Artificial intelligence is increasingly present across classrooms, used by students, teachers, principals, and administrators. Schools are adopting AI to personalize instruction, provide translation support, generate materials, and save teachers time. Some schools have developed formal AI policies that define permitted uses for both staff and students. Educators emphasize teaching prompt-writing and digital literacy as part of college and career readiness. Detection tools and plagiarism software are being employed to identify AI-generated work, while experts note that students continually devise ways to circumvent safeguards. Balancing opportunity and risk drives school-level AI strategies and practices.
Last September, David Banks closed his final state-of-our-schools address as chancellor by embracing a once-taboo topic in public education. "AI can analyze in real time all the work our children are doing in school," Banks said. Less than a year later, AI is all over the place, and keeping it out of classrooms is unrealistic, if not impossible. That's why schools like United Charter High School for the Humanities II in the Bronx have decided that embracing the technology is the only way to safely corral it.

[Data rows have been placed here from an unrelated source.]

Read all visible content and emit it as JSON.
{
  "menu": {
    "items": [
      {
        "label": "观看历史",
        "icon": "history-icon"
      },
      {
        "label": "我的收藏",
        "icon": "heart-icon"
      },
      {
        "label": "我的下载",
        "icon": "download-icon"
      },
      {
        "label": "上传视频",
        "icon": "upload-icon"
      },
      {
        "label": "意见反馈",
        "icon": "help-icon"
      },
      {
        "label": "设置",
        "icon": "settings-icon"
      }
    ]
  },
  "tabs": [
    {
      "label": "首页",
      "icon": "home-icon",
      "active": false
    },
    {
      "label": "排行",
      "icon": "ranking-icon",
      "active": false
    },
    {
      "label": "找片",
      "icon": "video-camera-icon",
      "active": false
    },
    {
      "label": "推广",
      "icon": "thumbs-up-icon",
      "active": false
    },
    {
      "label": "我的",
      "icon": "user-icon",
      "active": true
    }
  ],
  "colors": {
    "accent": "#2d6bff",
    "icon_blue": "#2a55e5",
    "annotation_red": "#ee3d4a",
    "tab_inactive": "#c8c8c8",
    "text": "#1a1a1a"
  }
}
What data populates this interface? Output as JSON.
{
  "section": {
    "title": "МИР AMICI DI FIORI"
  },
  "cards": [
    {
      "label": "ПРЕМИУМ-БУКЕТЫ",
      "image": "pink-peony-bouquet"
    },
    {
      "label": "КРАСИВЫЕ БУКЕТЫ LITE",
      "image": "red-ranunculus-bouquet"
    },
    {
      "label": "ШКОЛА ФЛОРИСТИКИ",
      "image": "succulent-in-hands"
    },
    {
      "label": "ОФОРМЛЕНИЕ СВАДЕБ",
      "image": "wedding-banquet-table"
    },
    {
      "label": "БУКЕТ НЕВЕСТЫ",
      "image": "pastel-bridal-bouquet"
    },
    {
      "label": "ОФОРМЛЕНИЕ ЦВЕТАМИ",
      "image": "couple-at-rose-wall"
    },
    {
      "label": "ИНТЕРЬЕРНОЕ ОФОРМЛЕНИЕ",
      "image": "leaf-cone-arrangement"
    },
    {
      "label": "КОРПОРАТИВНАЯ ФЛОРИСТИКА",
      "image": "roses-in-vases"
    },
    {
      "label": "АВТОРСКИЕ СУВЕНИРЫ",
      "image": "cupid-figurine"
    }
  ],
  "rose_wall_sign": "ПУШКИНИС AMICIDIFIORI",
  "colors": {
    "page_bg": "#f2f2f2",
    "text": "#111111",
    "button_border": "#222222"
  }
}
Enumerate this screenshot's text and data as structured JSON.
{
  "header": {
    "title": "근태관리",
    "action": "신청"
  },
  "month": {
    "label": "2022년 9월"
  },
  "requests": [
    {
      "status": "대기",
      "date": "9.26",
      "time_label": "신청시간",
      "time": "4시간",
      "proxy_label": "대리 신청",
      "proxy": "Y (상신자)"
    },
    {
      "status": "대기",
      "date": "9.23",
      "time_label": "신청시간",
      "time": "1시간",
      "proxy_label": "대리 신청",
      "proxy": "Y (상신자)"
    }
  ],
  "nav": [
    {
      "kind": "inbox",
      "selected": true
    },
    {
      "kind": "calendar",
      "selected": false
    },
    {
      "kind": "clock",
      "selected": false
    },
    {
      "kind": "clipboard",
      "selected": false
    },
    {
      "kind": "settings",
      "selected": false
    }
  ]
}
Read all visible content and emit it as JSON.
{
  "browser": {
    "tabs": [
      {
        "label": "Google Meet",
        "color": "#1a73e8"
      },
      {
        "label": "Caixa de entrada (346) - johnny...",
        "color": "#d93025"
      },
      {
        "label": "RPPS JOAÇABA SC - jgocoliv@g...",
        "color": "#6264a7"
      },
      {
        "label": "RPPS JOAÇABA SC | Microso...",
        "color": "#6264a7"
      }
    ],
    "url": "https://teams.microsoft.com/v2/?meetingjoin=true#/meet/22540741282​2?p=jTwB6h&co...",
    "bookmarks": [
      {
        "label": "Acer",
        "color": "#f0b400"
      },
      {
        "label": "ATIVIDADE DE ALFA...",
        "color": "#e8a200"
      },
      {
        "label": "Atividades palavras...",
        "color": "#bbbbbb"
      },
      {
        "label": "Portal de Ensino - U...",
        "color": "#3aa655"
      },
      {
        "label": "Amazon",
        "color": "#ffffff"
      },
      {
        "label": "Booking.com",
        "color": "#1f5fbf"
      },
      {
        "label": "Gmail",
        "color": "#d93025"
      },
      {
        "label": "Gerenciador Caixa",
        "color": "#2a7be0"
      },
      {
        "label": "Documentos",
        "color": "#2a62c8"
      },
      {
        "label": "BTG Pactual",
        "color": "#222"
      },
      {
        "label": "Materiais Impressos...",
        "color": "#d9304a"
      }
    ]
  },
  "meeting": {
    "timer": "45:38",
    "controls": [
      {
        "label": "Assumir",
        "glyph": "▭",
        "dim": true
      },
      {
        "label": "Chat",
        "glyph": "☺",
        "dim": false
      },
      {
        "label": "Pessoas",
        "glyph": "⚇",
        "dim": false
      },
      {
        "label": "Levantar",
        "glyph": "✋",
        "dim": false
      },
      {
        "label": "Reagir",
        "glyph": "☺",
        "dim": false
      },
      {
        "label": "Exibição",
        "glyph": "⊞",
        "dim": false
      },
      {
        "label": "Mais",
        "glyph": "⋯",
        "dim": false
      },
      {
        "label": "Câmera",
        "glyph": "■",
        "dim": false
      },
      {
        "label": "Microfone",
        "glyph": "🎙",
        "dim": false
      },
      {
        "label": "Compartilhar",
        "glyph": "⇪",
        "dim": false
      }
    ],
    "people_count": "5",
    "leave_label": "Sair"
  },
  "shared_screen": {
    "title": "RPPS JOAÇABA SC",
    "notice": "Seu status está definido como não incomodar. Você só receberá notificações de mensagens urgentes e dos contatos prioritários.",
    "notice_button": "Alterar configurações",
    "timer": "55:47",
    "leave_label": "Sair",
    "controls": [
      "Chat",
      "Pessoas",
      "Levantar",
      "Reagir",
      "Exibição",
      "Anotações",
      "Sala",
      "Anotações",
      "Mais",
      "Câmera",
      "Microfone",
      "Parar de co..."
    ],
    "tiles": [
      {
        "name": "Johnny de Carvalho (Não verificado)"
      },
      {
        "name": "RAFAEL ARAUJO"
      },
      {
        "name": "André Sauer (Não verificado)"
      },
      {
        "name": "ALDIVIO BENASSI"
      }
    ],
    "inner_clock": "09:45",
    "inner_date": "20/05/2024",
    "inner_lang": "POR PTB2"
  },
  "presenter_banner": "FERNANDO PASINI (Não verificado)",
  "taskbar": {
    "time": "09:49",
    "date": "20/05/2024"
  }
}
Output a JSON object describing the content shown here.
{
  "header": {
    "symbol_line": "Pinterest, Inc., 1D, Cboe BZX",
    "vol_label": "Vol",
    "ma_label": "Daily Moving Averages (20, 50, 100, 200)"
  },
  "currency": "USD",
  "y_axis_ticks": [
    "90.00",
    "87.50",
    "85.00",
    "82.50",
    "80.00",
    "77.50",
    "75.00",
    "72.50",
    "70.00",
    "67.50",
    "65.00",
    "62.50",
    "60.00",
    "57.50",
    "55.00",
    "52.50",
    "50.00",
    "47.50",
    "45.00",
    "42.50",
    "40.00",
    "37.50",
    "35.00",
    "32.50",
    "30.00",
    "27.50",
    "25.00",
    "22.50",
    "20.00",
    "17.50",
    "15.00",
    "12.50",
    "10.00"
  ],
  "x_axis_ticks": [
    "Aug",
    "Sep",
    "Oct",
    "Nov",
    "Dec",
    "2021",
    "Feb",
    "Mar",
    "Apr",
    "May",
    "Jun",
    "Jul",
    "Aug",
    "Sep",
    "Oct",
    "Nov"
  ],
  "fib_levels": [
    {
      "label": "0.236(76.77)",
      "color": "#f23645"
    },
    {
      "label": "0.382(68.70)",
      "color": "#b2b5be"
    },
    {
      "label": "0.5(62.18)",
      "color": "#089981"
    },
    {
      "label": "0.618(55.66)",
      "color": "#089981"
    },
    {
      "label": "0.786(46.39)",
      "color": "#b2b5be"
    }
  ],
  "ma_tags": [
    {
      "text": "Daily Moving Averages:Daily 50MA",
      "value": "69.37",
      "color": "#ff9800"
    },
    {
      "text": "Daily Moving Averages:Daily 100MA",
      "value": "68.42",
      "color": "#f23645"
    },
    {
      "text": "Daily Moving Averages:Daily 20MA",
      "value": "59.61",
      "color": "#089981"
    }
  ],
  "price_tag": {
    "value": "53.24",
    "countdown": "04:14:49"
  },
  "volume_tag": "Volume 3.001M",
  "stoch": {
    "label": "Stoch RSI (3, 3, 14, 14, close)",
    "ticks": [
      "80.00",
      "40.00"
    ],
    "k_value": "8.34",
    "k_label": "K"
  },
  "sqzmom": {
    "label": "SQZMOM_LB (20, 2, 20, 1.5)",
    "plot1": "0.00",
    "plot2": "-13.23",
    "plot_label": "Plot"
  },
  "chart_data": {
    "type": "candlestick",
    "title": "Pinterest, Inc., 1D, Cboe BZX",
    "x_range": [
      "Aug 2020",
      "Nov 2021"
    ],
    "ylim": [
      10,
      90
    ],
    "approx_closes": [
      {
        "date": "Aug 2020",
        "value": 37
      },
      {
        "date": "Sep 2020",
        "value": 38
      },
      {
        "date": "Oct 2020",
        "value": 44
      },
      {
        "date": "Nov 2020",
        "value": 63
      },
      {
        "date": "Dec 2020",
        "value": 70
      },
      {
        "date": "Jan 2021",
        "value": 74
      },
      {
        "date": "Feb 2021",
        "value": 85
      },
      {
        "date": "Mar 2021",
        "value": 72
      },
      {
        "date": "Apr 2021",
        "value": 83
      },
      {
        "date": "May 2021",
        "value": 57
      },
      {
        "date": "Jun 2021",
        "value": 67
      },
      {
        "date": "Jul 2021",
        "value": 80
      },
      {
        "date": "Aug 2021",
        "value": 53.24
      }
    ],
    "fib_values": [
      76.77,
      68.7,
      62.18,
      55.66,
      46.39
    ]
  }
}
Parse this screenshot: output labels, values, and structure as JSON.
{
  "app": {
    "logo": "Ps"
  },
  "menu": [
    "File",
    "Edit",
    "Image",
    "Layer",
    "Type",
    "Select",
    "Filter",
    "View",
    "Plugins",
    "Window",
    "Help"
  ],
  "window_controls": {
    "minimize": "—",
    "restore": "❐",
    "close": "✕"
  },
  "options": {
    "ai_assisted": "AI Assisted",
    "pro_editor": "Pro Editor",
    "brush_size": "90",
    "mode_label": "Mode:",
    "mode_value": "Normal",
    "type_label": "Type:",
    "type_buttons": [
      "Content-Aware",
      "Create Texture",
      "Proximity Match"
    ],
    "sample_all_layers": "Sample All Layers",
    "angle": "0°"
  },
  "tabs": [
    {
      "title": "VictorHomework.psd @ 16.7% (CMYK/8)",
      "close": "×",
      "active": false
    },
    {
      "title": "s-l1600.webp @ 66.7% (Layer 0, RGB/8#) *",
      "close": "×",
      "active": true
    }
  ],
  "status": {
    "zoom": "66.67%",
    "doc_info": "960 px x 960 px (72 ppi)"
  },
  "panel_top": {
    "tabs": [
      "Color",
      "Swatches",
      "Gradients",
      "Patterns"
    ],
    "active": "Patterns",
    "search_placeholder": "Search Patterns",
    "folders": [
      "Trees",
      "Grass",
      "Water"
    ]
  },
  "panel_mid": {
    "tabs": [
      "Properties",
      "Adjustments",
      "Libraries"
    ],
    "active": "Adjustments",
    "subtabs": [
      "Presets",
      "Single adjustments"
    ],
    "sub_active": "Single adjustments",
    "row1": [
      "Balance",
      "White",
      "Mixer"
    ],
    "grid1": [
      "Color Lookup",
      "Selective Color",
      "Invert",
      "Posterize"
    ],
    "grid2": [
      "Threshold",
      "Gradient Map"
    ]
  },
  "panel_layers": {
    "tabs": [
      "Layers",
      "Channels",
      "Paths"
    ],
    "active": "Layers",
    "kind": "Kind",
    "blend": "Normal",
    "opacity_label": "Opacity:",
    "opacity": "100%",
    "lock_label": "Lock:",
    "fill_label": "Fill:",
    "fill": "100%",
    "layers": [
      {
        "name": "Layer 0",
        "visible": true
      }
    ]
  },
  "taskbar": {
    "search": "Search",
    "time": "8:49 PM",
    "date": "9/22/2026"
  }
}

"Because I'm not fluent in all languages that students might speak, I have the opportunity, through AI, to create individual slides," visual arts teacher Marquitta Pope said. "There's a huge opportunity to save time for teachers and prepare kids for college and career," Principal David Neagley said. "Part of being college- and career-ready in our world is making sure they know how to write an effective prompt." The charter school created its own AI policy -- what's allowed and what's not -- for both teachers and students.
AI is, after all, designed to sound human. So how do teachers know if humans wrote the papers they're grading? "Students are very innovative. They're always finding ways around it," said Alon Yamin, co-founder and CEO of Copyleaks, an AI-detection software company used by more than 300 educational institutions to detect AI and plagiarism in students' work.